Невозможно описать того состояния, в котором я находился в продолжение моей бешеной скачки. Минутами я совсем забывал, куда и зачем еду; оставалось только смутное сознание, что совершилось что-то непоправимое, нелепое и ужасное, – сознание, похожее на тяжелую беспричинную тревогу, овладевающую иногда в лихорадочном кошмаре человеком. И в то же время – как это странно! – у меня в голове не переставал дрожать, в такт с лошадиным топотом, гнусавый, разбитый голос слепого лирника:
Ой вышло вийско турецкое,
Як та черная хмара…
Добравшись до узкой тропинки, ведшей прямо к хате Мануйлихи, я слез с Таранчика, на котором по краям потника и в тех местах, где его кожа соприкасалась со сбруей, белыми комьями выступила густая пена, и повел его в поводу. От сильного дневного жара и от быстрой езды кровь шумела у меня в голове, точно нагнетаемая каким-то огромным, безостановочным насосом.
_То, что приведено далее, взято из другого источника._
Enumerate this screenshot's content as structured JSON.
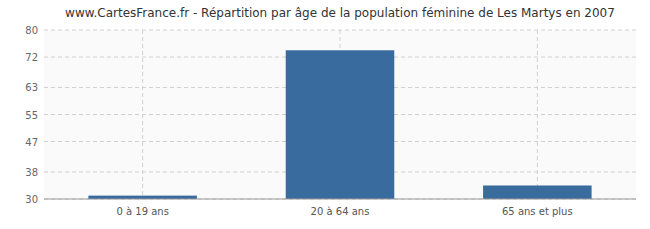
{
  "chart_data": {
    "type": "bar",
    "title": "www.CartesFrance.fr - Répartition par âge de la population féminine de Les Martys en 2007",
    "categories": [
      "0 à 19 ans",
      "20 à 64 ans",
      "65 ans et plus"
    ],
    "values": [
      31,
      74,
      34
    ],
    "color": "#3a6b9e",
    "ylim": [
      30,
      80
    ],
    "yticks": [
      30,
      38,
      47,
      55,
      63,
      72,
      80
    ],
    "grid": true
  }
}
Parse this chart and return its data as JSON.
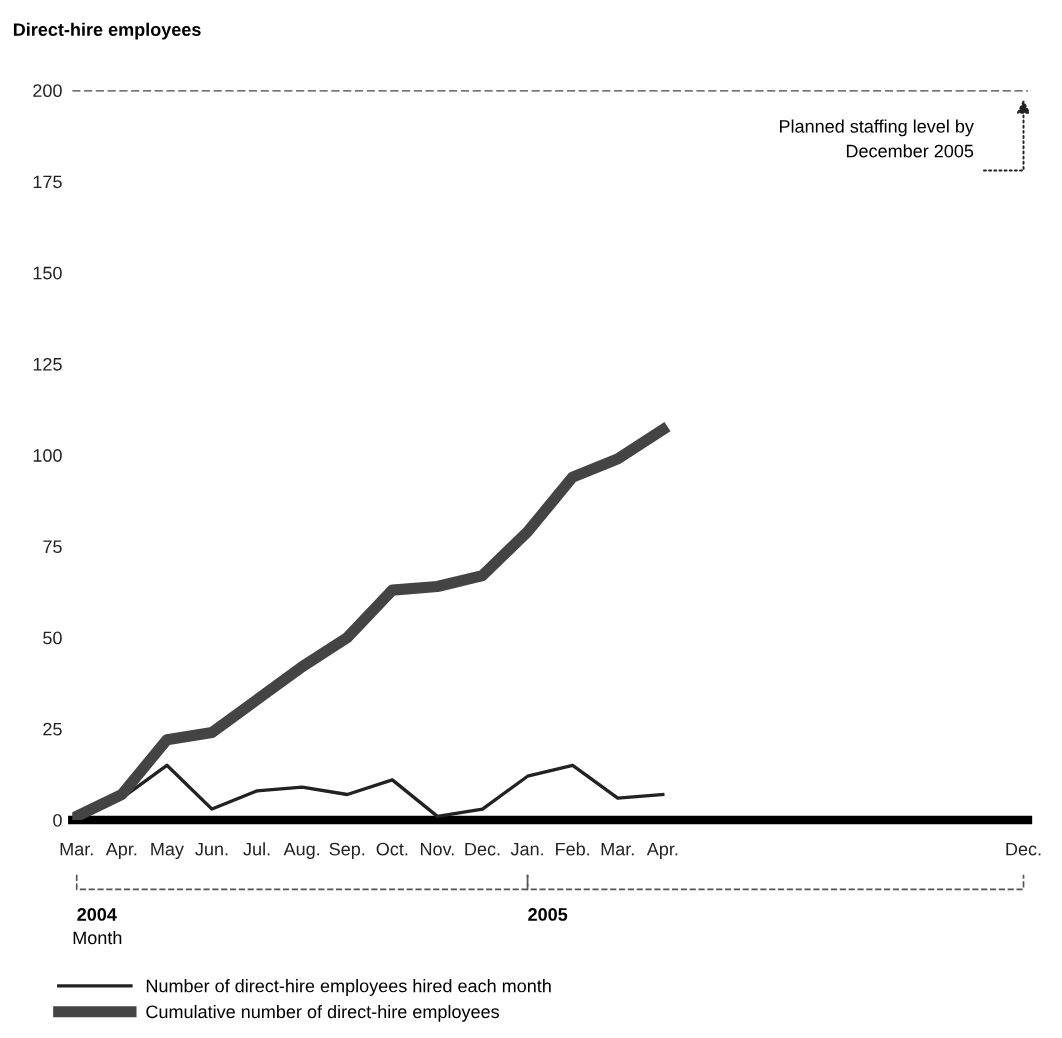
{
  "chart_data": {
    "type": "line",
    "ylabel": "Direct-hire employees",
    "xlabel": "Month",
    "categories": [
      "Mar.",
      "Apr.",
      "May",
      "Jun.",
      "Jul.",
      "Aug.",
      "Sep.",
      "Oct.",
      "Nov.",
      "Dec.",
      "Jan.",
      "Feb.",
      "Mar.",
      "Apr.",
      null,
      null,
      null,
      null,
      null,
      null,
      null,
      "Dec."
    ],
    "series": [
      {
        "name": "Number of direct-hire employees hired each month",
        "color": "#222222",
        "values": [
          1,
          6,
          15,
          3,
          8,
          9,
          7,
          11,
          1,
          3,
          12,
          15,
          6,
          7,
          null,
          null,
          null,
          null,
          null,
          null,
          null,
          null
        ]
      },
      {
        "name": "Cumulative number of direct-hire employees",
        "color": "#444444",
        "values": [
          1,
          7,
          22,
          24,
          33,
          42,
          50,
          63,
          64,
          67,
          79,
          94,
          99,
          107,
          null,
          null,
          null,
          null,
          null,
          null,
          null,
          null
        ]
      }
    ],
    "ylim": [
      0,
      200
    ],
    "yticks": [
      0,
      25,
      50,
      75,
      100,
      125,
      150,
      175,
      200
    ],
    "ref_lines": [
      {
        "axis": "y",
        "value": 200,
        "label": "Planned staffing level by\nDecember 2005",
        "color": "#444444",
        "line_style": "dashed"
      }
    ],
    "annotations": [
      "2004",
      "2005"
    ],
    "legend": "bottom",
    "grid": false
  }
}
Привязав лошадь к плетню, я вошел в хату. Сначала мне показалось, что Олеси нет дома, и у меня даже в груди и во рту похолодело от страха, но спустя минуту я ее увидел, лежащую на постели, лицом к стене, с головой, спрятанной в подушки. Она даже не обернулась на шум отворяемой двери.
Мануйлиха, сидевшая тут же рядом, на земле, с трудом поднялась на ноги и замахала на меня руками.
– Тише! Не шуми ты, окаянный, – с угрозой зашептала она, подходя ко мне вплотную. И взглянув мне прямо в глаза своими выцветшими, холодными глазами, она прошипела злобно: – Что? Доигрался, голубчик?
– Послушай, бабка, – возразил я сурово, – теперь не время считаться и выговаривать. Что с Олесей?
– Тсс… тише! Без памяти лежит Олеся, вот что с Олесей… Кабы ты не лез, куда тебе не следует, да не болтал бы чепухи девчонке, ничего бы худого не случилось. И я-то, дура петая, смотрела, потворствовала… А ведь чуяло мое сердце беду… Чуяло оно недоброе с того самого дня, когда ты чуть не силою к нам в хату ворвался. Что? Скажешь, это не ты ее подбил в церковь потащиться? – вдруг с искривленным от ненависти лицом накинулась на меня старуха. – Не ты, барчук проклятый? Да не лги – и не верти лисьим хвостом-то, срамник! Зачем тебе понадобилось ее в церковь манить?
– Не манил я ее, бабка… Даю тебе слово в этом. Сама она захотела.
– Ах ты, горе, горе мое! – всплеснула руками Мануйлиха. – Прибежала оттуда – лица на ней нет, вся рубаха в шматки растерзана… Простоволосая… Рассказывает, как что было, а сама – то хохочет, то плачет… Ну, прямо вот как кликуша какая… Легла в постель… все плакала, а потом, гляжу, как будто бы и задремала. Я-то, дура старая, обрадовалась было: вот, думаю, все сном пройдет, перекинется. Гляжу, рука у нее вниз свесилась, думаю: надо поправить, затекет рука-то… Тронула я ее, голубушку, за руку, а она вся так жаром и пышет… Значит, огневица с ней началась… С час без умолку говорила, быстро да жалостно так… Вот только-только замолчала на минуточку. Что ты наделал? Что ты наделал с ней? – с новым наплывом отчаяния воскликнула старуха.
И вдруг ее коричневое лицо собралось в чудовищную, отвратительную гримасу плача: губы растянулись и опустились по углам вниз, все личные мускулы напряглись и задрожали, брови поднялись кверху, наморщив лоб глубокими складками, а из глаз необычайно часто посыпались крупные, как горошины, слезы.